It was one of the great irritations of my childhood that if my mother had a coupon for something, we had to use it. If we were out and wanted something, but the coupon had been left at home, we were forbidden from going ahead with the purchase until the next time, when the coupon could be redeemed. Mom, you’re going to spend more money on gas to come back than you’re going to save, we would argue in exasperation. No go. ##M:[more]##
She was sweet, but she sure knew how to hold her ground. It doesn’t take a rocket scientist to figure out the origins of the stubborn gene which I possess and which I am discovering in alarming degrees in my own children.
I now do the very same irritating coupon thing with my kids, and have gone so far as to dub myself the Coupon Queen. While I find this highly amusing, my children do not. What I don’t find so amusing is that I have indeed, turned into my mother in so many ways. I’ve always heard this happened to women in middle age — that they unconsciously find themselves emulating their own mothers in speech, behavior, and even dress, and while I would have scoffed at that notion as a teenager, I have to confess, everything you have heard on this subject is true.
Is it nature or nurture? Do we become our mothers because it is coded in the DNA, or is it because like animals in nature, we learn through mimicry, and mother is our first model of human behavior?
My mother also had a strong superstitious streak, which probably was passed on to her by her own mother. We love the family story about how grandma came out to California, saw our bed facing the wrong way — west (which symbolized death, finality, the end of things) — clucked her disapproval, and made us flip it around to face east (the sunrise, life, the beginning of new things). And just a couple of months later we were pregnant with Katie.
This event probably had less to do with superstition and more to do with feng shui, literally, wind and water, and the Asian belief that the forces of nature can be put into optimal alignment for good things to happen. Nonetheless, it probably was not the first time a Korean grandmother had something to do with the creation of the next generation. Lots of grandparents say come on, give us grandchildren already. How many can say they played an active role in making it happen?
My mother was superstitious about what I thought were odd things — such as scraping out every kernel of rice from the bowl so as not to leave any traces of wealth behind. But now, as an adult, I realize that is a variation on what I tell my kids — take what you want and don’t waste food, because there are children who go to bed hungry.
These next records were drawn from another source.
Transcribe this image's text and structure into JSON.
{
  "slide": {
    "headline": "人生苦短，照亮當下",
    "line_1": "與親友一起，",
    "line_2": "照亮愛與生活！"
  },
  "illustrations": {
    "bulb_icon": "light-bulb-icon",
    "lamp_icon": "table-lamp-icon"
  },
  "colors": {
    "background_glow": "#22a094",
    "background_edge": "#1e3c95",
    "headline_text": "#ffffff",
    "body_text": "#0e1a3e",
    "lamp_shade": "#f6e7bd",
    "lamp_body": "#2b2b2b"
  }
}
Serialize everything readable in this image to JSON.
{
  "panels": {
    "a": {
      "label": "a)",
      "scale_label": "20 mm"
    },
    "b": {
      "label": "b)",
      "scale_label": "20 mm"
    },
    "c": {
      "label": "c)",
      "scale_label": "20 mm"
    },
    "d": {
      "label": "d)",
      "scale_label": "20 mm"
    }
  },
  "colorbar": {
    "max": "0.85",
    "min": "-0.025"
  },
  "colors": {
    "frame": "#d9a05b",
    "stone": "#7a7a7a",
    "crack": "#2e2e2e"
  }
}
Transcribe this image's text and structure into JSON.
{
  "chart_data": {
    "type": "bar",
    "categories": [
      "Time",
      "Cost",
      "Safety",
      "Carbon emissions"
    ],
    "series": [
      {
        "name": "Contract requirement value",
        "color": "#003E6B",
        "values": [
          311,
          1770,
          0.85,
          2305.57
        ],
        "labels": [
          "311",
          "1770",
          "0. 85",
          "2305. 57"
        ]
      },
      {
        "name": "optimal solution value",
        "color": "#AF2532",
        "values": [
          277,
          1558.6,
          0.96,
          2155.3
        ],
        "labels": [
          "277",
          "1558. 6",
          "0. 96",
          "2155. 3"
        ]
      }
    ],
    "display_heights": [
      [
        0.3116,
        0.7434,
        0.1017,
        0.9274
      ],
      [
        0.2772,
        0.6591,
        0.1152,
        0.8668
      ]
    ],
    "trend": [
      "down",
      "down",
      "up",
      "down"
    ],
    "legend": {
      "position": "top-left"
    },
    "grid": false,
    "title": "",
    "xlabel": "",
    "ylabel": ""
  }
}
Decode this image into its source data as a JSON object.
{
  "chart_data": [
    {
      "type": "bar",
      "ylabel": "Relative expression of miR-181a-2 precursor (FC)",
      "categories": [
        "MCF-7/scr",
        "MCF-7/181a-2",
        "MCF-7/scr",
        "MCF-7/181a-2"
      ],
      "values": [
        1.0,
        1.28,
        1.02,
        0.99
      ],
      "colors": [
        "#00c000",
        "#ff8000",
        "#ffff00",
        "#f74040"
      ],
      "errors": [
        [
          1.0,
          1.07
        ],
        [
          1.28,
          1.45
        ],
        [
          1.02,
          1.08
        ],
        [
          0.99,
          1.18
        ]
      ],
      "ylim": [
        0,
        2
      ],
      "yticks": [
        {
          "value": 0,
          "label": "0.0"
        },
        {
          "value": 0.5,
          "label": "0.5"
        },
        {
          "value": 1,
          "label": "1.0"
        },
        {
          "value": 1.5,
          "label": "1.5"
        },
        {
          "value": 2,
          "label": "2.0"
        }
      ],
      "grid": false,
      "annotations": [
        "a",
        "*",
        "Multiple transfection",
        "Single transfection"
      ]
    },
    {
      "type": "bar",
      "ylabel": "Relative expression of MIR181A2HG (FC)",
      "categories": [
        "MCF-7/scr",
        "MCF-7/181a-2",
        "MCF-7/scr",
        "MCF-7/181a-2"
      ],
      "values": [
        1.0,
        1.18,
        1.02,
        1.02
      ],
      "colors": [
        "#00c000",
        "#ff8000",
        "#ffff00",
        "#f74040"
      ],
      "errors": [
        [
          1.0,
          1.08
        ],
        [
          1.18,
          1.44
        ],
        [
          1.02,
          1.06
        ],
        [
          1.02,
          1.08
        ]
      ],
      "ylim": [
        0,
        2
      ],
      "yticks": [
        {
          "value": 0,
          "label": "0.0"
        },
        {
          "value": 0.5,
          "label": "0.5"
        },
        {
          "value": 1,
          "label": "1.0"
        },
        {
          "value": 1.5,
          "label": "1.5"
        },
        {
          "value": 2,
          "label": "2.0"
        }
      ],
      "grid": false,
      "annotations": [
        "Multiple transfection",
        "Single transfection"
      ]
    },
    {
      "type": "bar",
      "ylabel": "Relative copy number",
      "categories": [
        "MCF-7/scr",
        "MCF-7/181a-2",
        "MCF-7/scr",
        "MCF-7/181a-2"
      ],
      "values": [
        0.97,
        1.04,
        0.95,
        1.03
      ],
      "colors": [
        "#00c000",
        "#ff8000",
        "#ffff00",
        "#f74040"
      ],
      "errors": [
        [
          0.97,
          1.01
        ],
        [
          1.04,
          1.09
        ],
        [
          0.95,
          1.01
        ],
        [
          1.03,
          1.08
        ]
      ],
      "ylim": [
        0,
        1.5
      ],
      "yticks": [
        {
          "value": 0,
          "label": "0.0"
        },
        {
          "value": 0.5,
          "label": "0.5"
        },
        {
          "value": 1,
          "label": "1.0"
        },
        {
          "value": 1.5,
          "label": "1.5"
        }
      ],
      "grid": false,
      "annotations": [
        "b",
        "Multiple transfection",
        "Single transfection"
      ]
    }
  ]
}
There were other things I didn’t understand, however, that were rooted in Korean superstition. I was so in love with my babies that I would coo at them and tell them they were the cutest, best babies in the world, and my mother would scold and warn me not to say that. She believed that saying such things would tempt the gods to be jealous, punish me for my pride, and take away my treasures of which my children were the most precious. Of course, I believed this was pretty much nonsense, but I did stop talking in superlatives.
However much I tried, I couldn’t help but be influenced by her beliefs. Amy Tan’s novel, “Joy Luck Club,” focuses on four Chinese mothers and their Chinese-American daughters and explores this idea of how ideas are passed from one generation to another — ideas both rational and irrational, rooted in fact, rooted in superstition.
I also find great comfort in the fact that my friend Janet Wong, noted children’s author, former entertainment attorney, UCLA and Yale Law School-educated, is also profoundly influenced by her Korean mother and just as superstitious as I in some ways. It was she, who has a Chinese father, who infected me with my latest superstition about the number four, which, in the Chinese language, is pronounced “si” a homonym for death, or to die, or to kill. This explains why in some parts of the Orient, some buildings don’t have elevators with the number four, or some roads skip that number in sequencing homes.
This also explains why I won’t let Will pick the number four for his sports jerseys, and why, when I am picking out avocados or oranges at the supermarket, I’ll take three or five, but never four. I drive past mile markers on the highway with a little bit of dread if they include that number, and I won’t put anything in the microwave for 44 seconds. Please don’t think I am crazy and consumed by this obsession to avoid this number. But I do think about it at the oddest times, including now, when my computer clock reads 9:44, but I rationalize it is only because I promised to have this column to my editor by 10:30.
I realize that I will probably see more and more of my mother in myself as I grow older, and she will laugh at this, just as I will start to recognize more of myself in my own children, especially my two daughters. Though understandably alarming in so many ways, it is also very cool to see the way things are passed along, not just physical characteristics, but mannerisms, beliefs, even superstitions. There is no fountain of youth from which to drink and become immortal. It is our children who give us that.